Gerade 0,5 % der Studierenden deren Eltern keine höheren Abschlüsse aufweisen können schaffen es in die erste Führungsebene. Von den Vorstandsvorsitzenden der 100 größten deutschen Konzerne stammen 4 Fünftel aus den „oberen“ 3,5 Prozent der Bevölkerung. Fast jede_r zweite kommt sogar aus den „oberen“ 0,5 Prozent.

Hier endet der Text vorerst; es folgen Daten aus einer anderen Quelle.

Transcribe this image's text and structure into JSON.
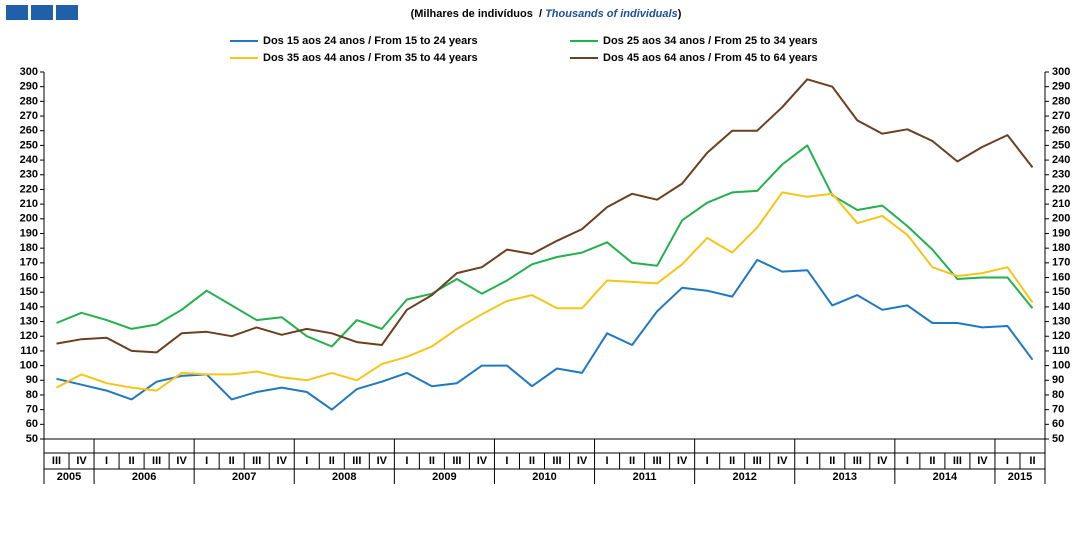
{
  "chart_data": {
    "type": "line",
    "subtitle": [
      "(Milhares de indivíduos  / ",
      "Thousands of individuals",
      ")"
    ],
    "groups": [
      {
        "name": "2005",
        "categories": [
          "III",
          "IV"
        ]
      },
      {
        "name": "2006",
        "categories": [
          "I",
          "II",
          "III",
          "IV"
        ]
      },
      {
        "name": "2007",
        "categories": [
          "I",
          "II",
          "III",
          "IV"
        ]
      },
      {
        "name": "2008",
        "categories": [
          "I",
          "II",
          "III",
          "IV"
        ]
      },
      {
        "name": "2009",
        "categories": [
          "I",
          "II",
          "III",
          "IV"
        ]
      },
      {
        "name": "2010",
        "categories": [
          "I",
          "II",
          "III",
          "IV"
        ]
      },
      {
        "name": "2011",
        "categories": [
          "I",
          "II",
          "III",
          "IV"
        ]
      },
      {
        "name": "2012",
        "categories": [
          "I",
          "II",
          "III",
          "IV"
        ]
      },
      {
        "name": "2013",
        "categories": [
          "I",
          "II",
          "III",
          "IV"
        ]
      },
      {
        "name": "2014",
        "categories": [
          "I",
          "II",
          "III",
          "IV"
        ]
      },
      {
        "name": "2015",
        "categories": [
          "I",
          "II"
        ]
      }
    ],
    "series": [
      {
        "name": "Dos 15 aos 24 anos / From 15 to 24 years",
        "color": "#1f78c1",
        "values": [
          91,
          87,
          83,
          77,
          89,
          93,
          94,
          77,
          82,
          85,
          82,
          70,
          84,
          89,
          95,
          86,
          88,
          100,
          100,
          86,
          98,
          95,
          122,
          114,
          137,
          153,
          151,
          147,
          172,
          164,
          165,
          141,
          148,
          138,
          141,
          129,
          129,
          126,
          127,
          104
        ]
      },
      {
        "name": "Dos 25 aos 34 anos / From 25 to 34 years",
        "color": "#22b14c",
        "values": [
          129,
          136,
          131,
          125,
          128,
          138,
          151,
          141,
          131,
          133,
          120,
          113,
          131,
          125,
          145,
          149,
          159,
          149,
          158,
          169,
          174,
          177,
          184,
          170,
          168,
          199,
          211,
          218,
          219,
          237,
          250,
          216,
          206,
          209,
          195,
          179,
          159,
          160,
          160,
          139
        ]
      },
      {
        "name": "Dos 35 aos 44 anos / From 35 to 44 years",
        "color": "#f5c518",
        "values": [
          85,
          94,
          88,
          85,
          83,
          95,
          94,
          94,
          96,
          92,
          90,
          95,
          90,
          101,
          106,
          113,
          125,
          135,
          144,
          148,
          139,
          139,
          158,
          157,
          156,
          169,
          187,
          177,
          194,
          218,
          215,
          217,
          197,
          202,
          189,
          167,
          161,
          163,
          167,
          143
        ]
      },
      {
        "name": "Dos 45 aos 64 anos / From 45 to 64 years",
        "color": "#6b3f1f",
        "values": [
          115,
          118,
          119,
          110,
          109,
          122,
          123,
          120,
          126,
          121,
          125,
          122,
          116,
          114,
          138,
          148,
          163,
          167,
          179,
          176,
          185,
          193,
          208,
          217,
          213,
          224,
          245,
          260,
          260,
          276,
          295,
          290,
          267,
          258,
          261,
          253,
          239,
          249,
          257,
          235
        ]
      }
    ],
    "ylim": [
      50,
      300
    ],
    "yticks": [
      50,
      60,
      70,
      80,
      90,
      100,
      110,
      120,
      130,
      140,
      150,
      160,
      170,
      180,
      190,
      200,
      210,
      220,
      230,
      240,
      250,
      260,
      270,
      280,
      290,
      300
    ],
    "grid": false
  }
}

Der Wissenschaftler M. Hartmann führt diese Zahlen darauf zurück, dass für leitende Positionen vor allem „Souveränität“ ausschlaggebend sei. Diese „weist in der Regel nur derjenige aus, dem das Milieu von Kindesbeinen anvertraut ist, der sich in Chefetagen nicht fremd, sondern zu Hause fühlt.“

Was bleibt uns da noch zu sagen, außer trocken festzustellen: Die Behauptung unser Bildungssystem wäre fair, ist bestenfalls ein Irrtum oder aber eine unverschämte Lüge.

Unsere Forderungen:

  • Kindergärten müssen Bildungs- statt Betreuungsinstutionen sein. Denn soziale Selektion beginnt bereits im frühkindlichen Alter. Dementsprechend muss sowohl die Ausbildung als auch die Entlohnung von Kindergartenpädagog_innen aufgewertet werden.
  • Einführung einer Gesamt- und Ganztagsschule. Lernen darf nicht auf privaten Nachhilfe-Institute ausgelagert werden, die frühe Trennung zwischen Hauptschule und Gymnasium muss fallen.
  • Sitzenbleiben abschaffen! Nichts demotiviert mehr, als ein ganzes Jahr aufgrund von Schwächen in einem einzigen Fach nachholen zu müssen. Mit einer Modulschule kann dem entgegengewirkt werden.
  • Lehrer_innenausbildung NEU! Pädagog_innen müssen heute ganz anderen Anforderungen gerecht werden, wir brauchen motivierte und engagierte Lehrkräfte, die mehr können als Frontalunterricht.
  • Echte Orientierung bereits in der Schule. Dort müssen Schüler_innen die Möglichkeit geboten bekommen, sich einen Überblick über verschiedene Bildungs- und Ausbildungswege zu verschaffen. Mit einer Berufsinformationsmesse ist es da nicht getan.
  • Freier und offener Hochschulzugang. Zugangsbeschränkungen wirken sozial selektiv, der EMS-Test an den medizinischen Universitäten hat das bereits bewiesen. Es darf keine finanziellen Hürden geben, ein Studium zu beginnen.
  • Soziale Absicherung! Nur wenn das Stipendiensystem grundlegend reformiert wird und Studierende nicht mehr an der Armutsgrenze leben müssen, kann soziale Selektion verhindert werden.